19 de octubre de 1995. Pujol preside en Bélgica el plenario de la ARC. En su agenda, un mitin en una plaza de Amberes. "Hablaban el presidente flamenco, el alcalde de la ciudad y el propio Pujol", relata Pedrós.
"El político catalán sube al escenario, corrige la altura del micrófono, aclara su garganta y empieza su discurso, todo en francés" -la lengua que enerva al separatismo flamenco-.
"A mí me pitaban los oídos, pero pensaba que no tardaría en cambiar de idioma tras aquel impertinente golpe de efecto", recuerda Pedrós. Pero no. Pujol sigue en francés hasta el final. Primero, se escuchan algunos silbidos. Son cada vez más. Aumenta el murmullo.
"¡Hacía más de 150 años que no se hablaba francés en esta plaza!"
Cuando pone el punto y final, sólo aplauden algunos miembros de la comitiva y los pocos turistas despistados que pasean por allí. Pujol baja del escenario, se acerca al pequeño grupo de periodistas catalanes que cubre el evento y dice: "¿Qué os ha parecido? ¡Hacía más de ciento cincuenta años que no se hablaba francés en esta plaza!". Se había cobrado su venganza.

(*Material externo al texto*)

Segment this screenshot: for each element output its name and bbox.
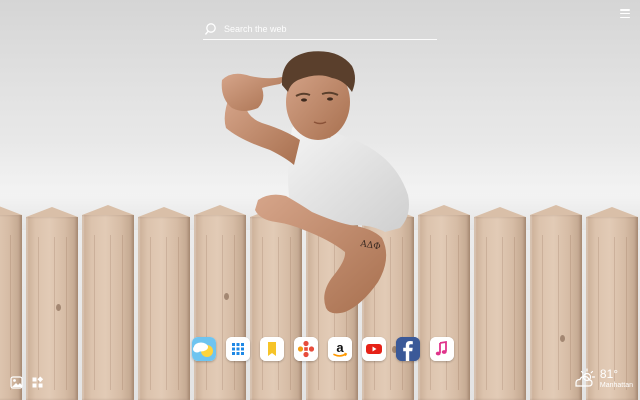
weather-location: Manhattan (599, 381, 633, 389)
amazon-button[interactable]: a (328, 337, 352, 361)
app-dock: a (192, 337, 454, 361)
bottom-tools (10, 376, 44, 389)
youtube-icon (362, 337, 386, 361)
search-bar[interactable] (203, 19, 437, 40)
weather-text: 81° Manhattan (600, 368, 633, 389)
wallpaper-icon (10, 376, 23, 389)
widgets-button[interactable] (31, 376, 44, 389)
search-icon (205, 23, 216, 35)
weather-widget[interactable]: 81° Manhattan (571, 367, 633, 389)
games-button[interactable] (294, 337, 318, 361)
svg-text:a: a (336, 340, 344, 355)
weather-app-button[interactable] (192, 337, 216, 361)
bookmark-icon (260, 337, 284, 361)
youtube-button[interactable] (362, 337, 386, 361)
grid-icon (226, 337, 250, 361)
weather-temperature: 81° (599, 366, 619, 381)
facebook-button[interactable] (396, 337, 420, 361)
menu-line (620, 12, 630, 15)
amazon-icon: a (328, 337, 352, 361)
wallpaper-button[interactable] (10, 376, 23, 389)
weather-icon (192, 337, 216, 361)
music-icon (430, 337, 454, 361)
widgets-icon (32, 376, 44, 388)
apps-grid-button[interactable] (226, 337, 250, 361)
partly-cloudy-icon (575, 368, 596, 387)
bookmarks-button[interactable] (260, 337, 284, 361)
menu-line (620, 16, 630, 18)
music-button[interactable] (430, 337, 454, 361)
new-tab-page: ΑΔΦ Search the web a 81° Manhattan (0, 0, 640, 400)
menu-button[interactable] (620, 9, 630, 18)
menu-line (620, 9, 630, 11)
gamepad-icon (294, 337, 318, 361)
search-input[interactable] (224, 24, 437, 34)
facebook-icon (396, 337, 420, 361)
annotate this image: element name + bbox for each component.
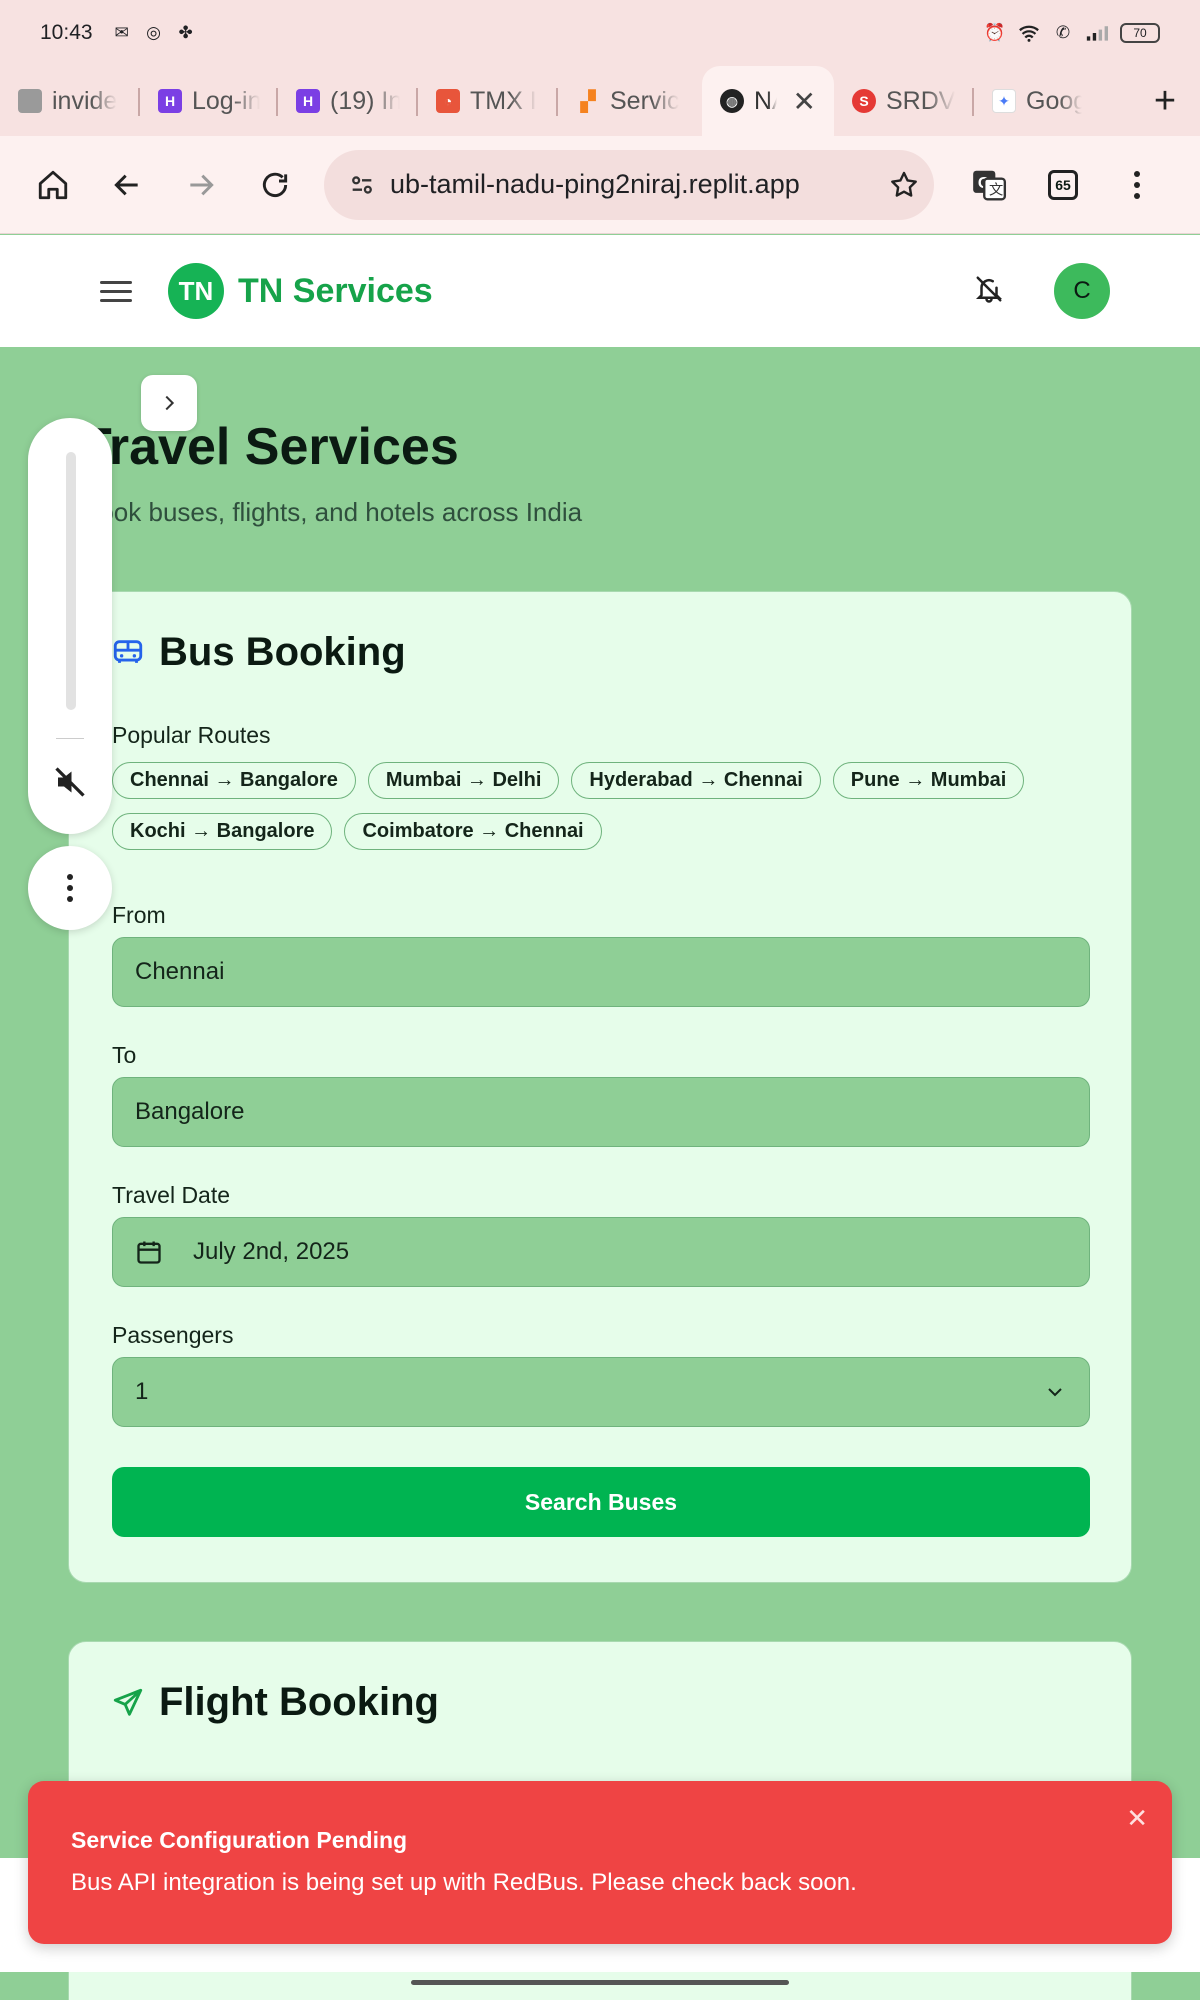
app-header: TN TN Services C: [0, 235, 1200, 347]
browser-tab[interactable]: H (19) In: [278, 66, 418, 136]
error-toast: Service Configuration Pending Bus API in…: [28, 1781, 1172, 1944]
chevron-down-icon: [1043, 1380, 1067, 1404]
alarm-icon: ⏰: [984, 23, 1006, 42]
notifications-off-icon[interactable]: [974, 274, 1004, 309]
route-chip[interactable]: Pune → Mumbai: [832, 762, 1025, 799]
arrow-right-icon: [190, 174, 214, 195]
more-options-button[interactable]: [28, 846, 112, 930]
to-label: To: [112, 1042, 137, 1068]
chrome-icon: ◎: [146, 23, 161, 42]
address-bar[interactable]: ub-tamil-nadu-ping2niraj.replit.app: [324, 149, 934, 220]
status-time: 10:43: [40, 21, 93, 44]
route-chip[interactable]: Chennai → Bangalore: [112, 762, 356, 799]
tab-favicon-icon: S: [852, 89, 876, 113]
home-indicator[interactable]: [411, 1980, 789, 1985]
chevron-right-icon: [165, 395, 175, 411]
menu-icon[interactable]: [100, 280, 132, 302]
travel-date-picker[interactable]: July 2nd, 2025: [112, 1217, 1090, 1287]
battery-icon: 70: [1120, 23, 1160, 43]
browser-tab[interactable]: H Log-in: [140, 66, 278, 136]
page-title: Travel Services: [80, 418, 459, 476]
flight-booking-heading: Flight Booking: [111, 1680, 439, 1725]
bus-icon: [113, 639, 143, 663]
close-icon[interactable]: ✕: [1126, 1803, 1148, 1834]
new-tab-button[interactable]: +: [1130, 80, 1200, 123]
volume-slider[interactable]: [66, 452, 76, 710]
route-chip[interactable]: Kochi → Bangalore: [112, 813, 333, 850]
arrow-left-icon: [114, 174, 138, 195]
svg-text:文: 文: [989, 181, 1003, 198]
popular-routes: Chennai → Bangalore Mumbai → Delhi Hyderab…: [112, 762, 1052, 864]
app-icon: ✤: [178, 23, 193, 42]
tab-favicon-icon: [18, 89, 42, 113]
tab-favicon-icon: ◔: [436, 89, 460, 113]
back-button[interactable]: [94, 152, 160, 218]
search-buses-button[interactable]: Search Buses: [112, 1467, 1090, 1537]
gmail-icon: ✉: [114, 23, 129, 42]
browser-tab-active[interactable]: ◍ NA ✕: [702, 66, 834, 136]
tab-favicon-icon: H: [158, 89, 182, 113]
browser-tab[interactable]: ▞ Servic: [558, 66, 702, 136]
more-vertical-icon: [67, 874, 73, 902]
tab-count: 65: [1048, 169, 1078, 200]
reload-button[interactable]: [242, 152, 308, 218]
home-button[interactable]: [20, 152, 86, 218]
status-bar: 10:43 ✉ ◎ ✤ ⏰ ✆ 70: [0, 0, 1200, 66]
main-content: Travel Services Book buses, flights, and…: [0, 347, 1200, 2000]
plane-icon: [113, 1688, 143, 1716]
browser-tab[interactable]: invide: [0, 66, 140, 136]
browser-toolbar: ub-tamil-nadu-ping2niraj.replit.app G文 6…: [0, 136, 1200, 234]
site-settings-icon: [352, 175, 372, 194]
tab-favicon-icon: H: [296, 89, 320, 113]
avatar[interactable]: C: [1054, 263, 1110, 319]
bus-booking-card: Bus Booking Popular Routes Chennai → Ban…: [68, 591, 1132, 1583]
volume-panel: [28, 418, 112, 834]
passengers-select[interactable]: 1: [112, 1357, 1090, 1427]
signal-icon: [1086, 22, 1108, 44]
page-subtitle: Book buses, flights, and hotels across I…: [82, 497, 583, 527]
to-input[interactable]: Bangalore: [112, 1077, 1090, 1147]
more-vertical-icon: [1134, 170, 1140, 199]
translate-icon: G文: [973, 170, 1007, 200]
route-chip[interactable]: Hyderabad → Chennai: [571, 762, 821, 799]
reload-icon: [262, 172, 288, 197]
call-icon: ✆: [1055, 23, 1071, 42]
wifi-icon: [1018, 22, 1040, 44]
travel-date-label: Travel Date: [112, 1182, 231, 1208]
close-tab-icon[interactable]: ✕: [793, 85, 816, 118]
toast-title: Service Configuration Pending: [71, 1827, 408, 1853]
passengers-label: Passengers: [112, 1322, 234, 1348]
translate-button[interactable]: G文: [956, 152, 1022, 218]
browser-menu-button[interactable]: [1104, 152, 1170, 218]
forward-button[interactable]: [168, 152, 234, 218]
home-icon: [38, 170, 68, 199]
volume-mute-icon[interactable]: [52, 764, 88, 805]
calendar-icon: [135, 1238, 163, 1266]
popular-routes-label: Popular Routes: [112, 722, 271, 748]
toast-message: Bus API integration is being set up with…: [71, 1869, 857, 1896]
route-chip[interactable]: Mumbai → Delhi: [367, 762, 560, 799]
url-text[interactable]: ub-tamil-nadu-ping2niraj.replit.app: [390, 169, 874, 200]
tab-switcher-button[interactable]: 65: [1030, 152, 1096, 218]
from-input[interactable]: Chennai: [112, 937, 1090, 1007]
bus-booking-heading: Bus Booking: [111, 630, 406, 675]
browser-tab[interactable]: S SRDV: [834, 66, 974, 136]
globe-icon: ◍: [720, 89, 744, 113]
browser-tab[interactable]: ✦ Goog: [974, 66, 1100, 136]
side-panel-toggle[interactable]: [141, 375, 197, 431]
brand-name[interactable]: TN Services: [238, 272, 433, 311]
route-chip[interactable]: Coimbatore → Chennai: [344, 813, 602, 850]
tab-strip: invide H Log-in H (19) In ◔ TMX I ▞ Serv…: [0, 66, 1200, 136]
logo[interactable]: TN: [168, 263, 224, 319]
from-label: From: [112, 902, 166, 928]
tab-favicon-icon: ▞: [580, 90, 596, 113]
bookmark-star-icon: [891, 171, 917, 197]
browser-tab[interactable]: ◔ TMX I: [418, 66, 558, 136]
tab-favicon-icon: ✦: [992, 89, 1016, 113]
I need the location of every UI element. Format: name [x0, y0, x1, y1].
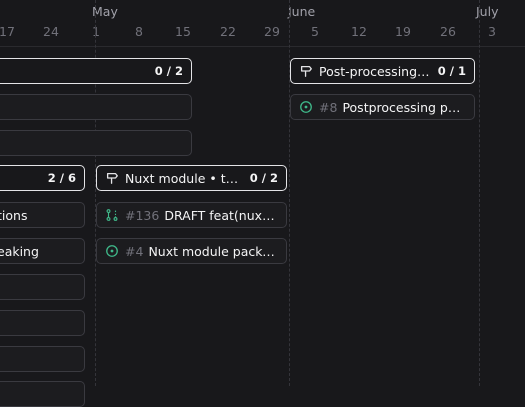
- milestone-bar[interactable]: Post-processing P... 0 / 1: [290, 58, 475, 84]
- milestone-bar[interactable]: 2 / 6: [0, 165, 85, 191]
- milestone-title: Post-processing P...: [319, 63, 430, 79]
- day-label: 15: [175, 24, 191, 39]
- milestone-progress-count: 0 / 2: [154, 64, 183, 78]
- issue-card[interactable]: [0, 274, 85, 300]
- day-label: 1: [92, 24, 100, 39]
- month-label-june: June: [288, 4, 316, 19]
- milestone-progress-count: 0 / 2: [249, 171, 278, 185]
- milestone-signpost-icon: [299, 64, 313, 78]
- milestone-signpost-icon: [105, 171, 119, 185]
- day-label: 29: [264, 24, 280, 39]
- issue-card[interactable]: [0, 94, 192, 120]
- day-label: 24: [43, 24, 59, 39]
- day-label: 5: [311, 24, 319, 39]
- issue-card[interactable]: tions: [0, 202, 85, 228]
- issue-card[interactable]: #8 Postprocessing pac...: [290, 94, 475, 120]
- issue-title: Nuxt module package: [148, 243, 278, 259]
- issue-number: #4: [125, 243, 144, 259]
- issue-card[interactable]: [0, 381, 85, 407]
- day-label: 3: [488, 24, 496, 39]
- issue-open-icon: [105, 244, 119, 258]
- pull-request-draft-icon: [105, 208, 119, 222]
- header-divider: [0, 46, 525, 47]
- day-label: 19: [395, 24, 411, 39]
- day-label: 17: [0, 24, 15, 39]
- issue-title: tions: [0, 207, 28, 223]
- pull-request-title: DRAFT feat(nuxt):...: [164, 207, 278, 223]
- month-boundary-line: [289, 0, 290, 386]
- milestone-bar[interactable]: Nuxt module • tres... 0 / 2: [96, 165, 287, 191]
- month-boundary-line: [479, 0, 480, 386]
- issue-number: #8: [319, 99, 338, 115]
- pull-request-card[interactable]: #136 DRAFT feat(nuxt):...: [96, 202, 287, 228]
- timeline-header: May June July 17 24 1 8 15 22 29 5 12 19…: [0, 0, 525, 46]
- milestone-title: Nuxt module • tres...: [125, 170, 242, 186]
- issue-card[interactable]: [0, 310, 85, 336]
- day-label: 8: [135, 24, 143, 39]
- issue-card[interactable]: [0, 346, 85, 372]
- day-label: 12: [351, 24, 367, 39]
- issue-card[interactable]: #4 Nuxt module package: [96, 238, 287, 264]
- issue-title: Postprocessing pac...: [342, 99, 466, 115]
- issue-open-icon: [299, 100, 313, 114]
- issue-title: eaking: [0, 243, 39, 259]
- milestone-progress-count: 2 / 6: [47, 171, 76, 185]
- milestone-bar[interactable]: 0 / 2: [0, 58, 192, 84]
- day-label: 26: [440, 24, 456, 39]
- day-label: 22: [220, 24, 236, 39]
- pull-request-number: #136: [125, 207, 160, 223]
- milestone-progress-count: 0 / 1: [437, 64, 466, 78]
- issue-card[interactable]: eaking: [0, 238, 85, 264]
- issue-card[interactable]: [0, 130, 192, 156]
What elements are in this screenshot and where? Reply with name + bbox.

Esa misma noche, recuerda Pedrós, Pujol buscó las paces con los nacionalistas flamencos en una cena que sirvió el Gobierno de Flandes: "Pronunció un discurso ante trescientas personas, más o menos. Fue sobre el hecho diferencial catalán. Habló francés, alemán, inglés, italiano, castellano y catalán".
A tenor de lo recogido por La Vanguardia, Pujol presionó desde allí al Gobierno de Felipe González, que se veía ahogado por la comisión de los GAL recién aprobada por el Senado. "Nuestra lengua no es el castellano, sino el catalán", espetó el expresident. "Para ser catalán hay que hacer más esfuerzo que los demás y eso es garantía de que seguiremos adelante".